Rapat Dengar Pendapat (RDP) Badan Pengatur Hilir Minyak dan Gas Bumi (BPH Migas) dengan Komisi XII di Kompleks Parlemen, Jakarta, Selasa. Foto: Antara.
Kuota BBM Subsidi 2026 Dipangkas
Anggi Tondi Martaon • 27 January 2026 18:33
Jakarta: Badan Pengatur Hilir Minyak dan Gas Bumi (BPH Migas) memangkas kuota bahan bakar minyak (BBM) bersubsidi untuk 2026. Kuota untuk Pertalite turun 6,28 persen dan solar bersubsidi turun 1,32 persen.
Hal itu disampaikan Kepala BPH Migas Wahyudi Anas dalam rapat dengar pendapat (RDP) dengan Komisi XII di Kompleks Parlemen. “Kami BPH telah menetapkan penyaluran kuota JBT dan JBKP tahun 2026,” ujar Wahyudi dikutip dari Antara, Selasa, 27 Januari 2026.

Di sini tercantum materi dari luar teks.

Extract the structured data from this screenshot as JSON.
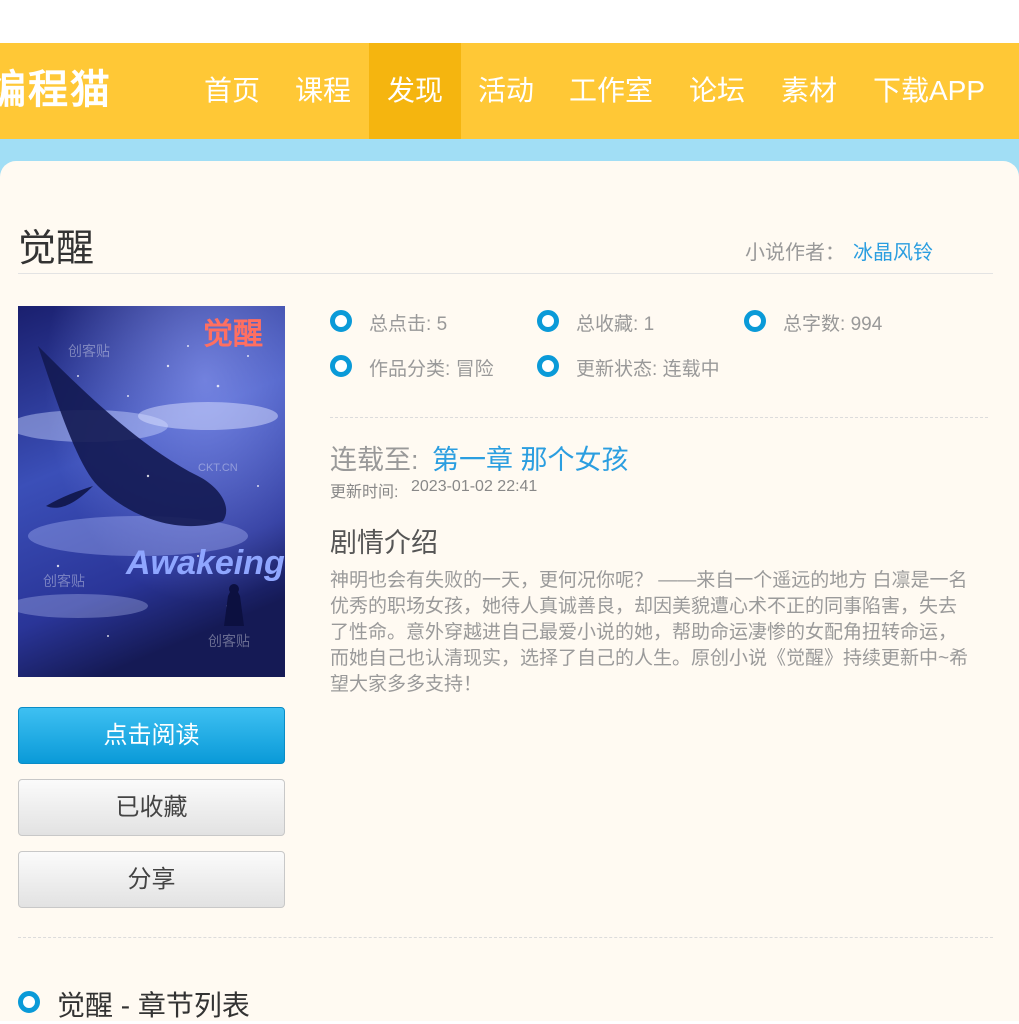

Wahyudi memaparkan kuota jenis bahan bakar minyak tertentu (JBT) minyak solar atau solar subsidi untuk 2026 sebesar 18.636.500 kilo liter (kl), turun 1,32 persen apabila dibandingkan dengan kuota solar subsidi tahun 2025 sebesar 18.885.000 kl.
Kemudian, kuota untuk Jenis BBM Khusus Penugasan (JBKP) atau Pertalite pada 2026 sebesar 29.267.947 kl, turun 6,28 persen apabila dibandingkan dengan kuota Pertalite tahun 2025 sebesar 31.230.017 kl.
Sebelumnya, BPH Migas berhasil menghemat Rp4,9 triliun dengan mengawal penyaluran bahan bakar minyak (BBM) bersubsidi agar tepat sasaran. Keberhasilan penghematan tersebut disebabkan oleh BPH Migas yang menjalankan pengawasan penyaluran BBM bersubsidi, sehingga penyaluran BBM bersubsidi terkendali dan tidak melebihi kuota yang ditetapkan di dalam APBN 2025.

Ilustrasi BBM bersubsidi. Foto: MI.
Penyaluran solar subsidi mencapai 97,49 persen dari kuota yang ditetapkan di dalam APBN 2025. Dari penyaluran solar subsidi yang tepat sasaran, pemerintah berhasil menghemat 473,6 ribu kl atau setara Rp2,11 triliun.
Kemudian, realisasi penyaluran minyak tanah sebesar 507,9 ribu KL atau sebesar 96,75 persen dari kuota yang ditetapkan oleh APBN sebesar 525 ribu kl. Pemerintah menghemat sekitar 17 ribu kl atau setara dengan Rp0,12 triliun.
Penghematan terbesar datang dari penyaluran Jenis BBM Khusus Penugasan (JBKP) atau Pertalite, dengan realisasi penyaluran Pertalite sebesar 28,06 juta kl atau 89,86 persen dari kuota yang ditetapkan di dalam APBN sebesar 31,23 juta kl.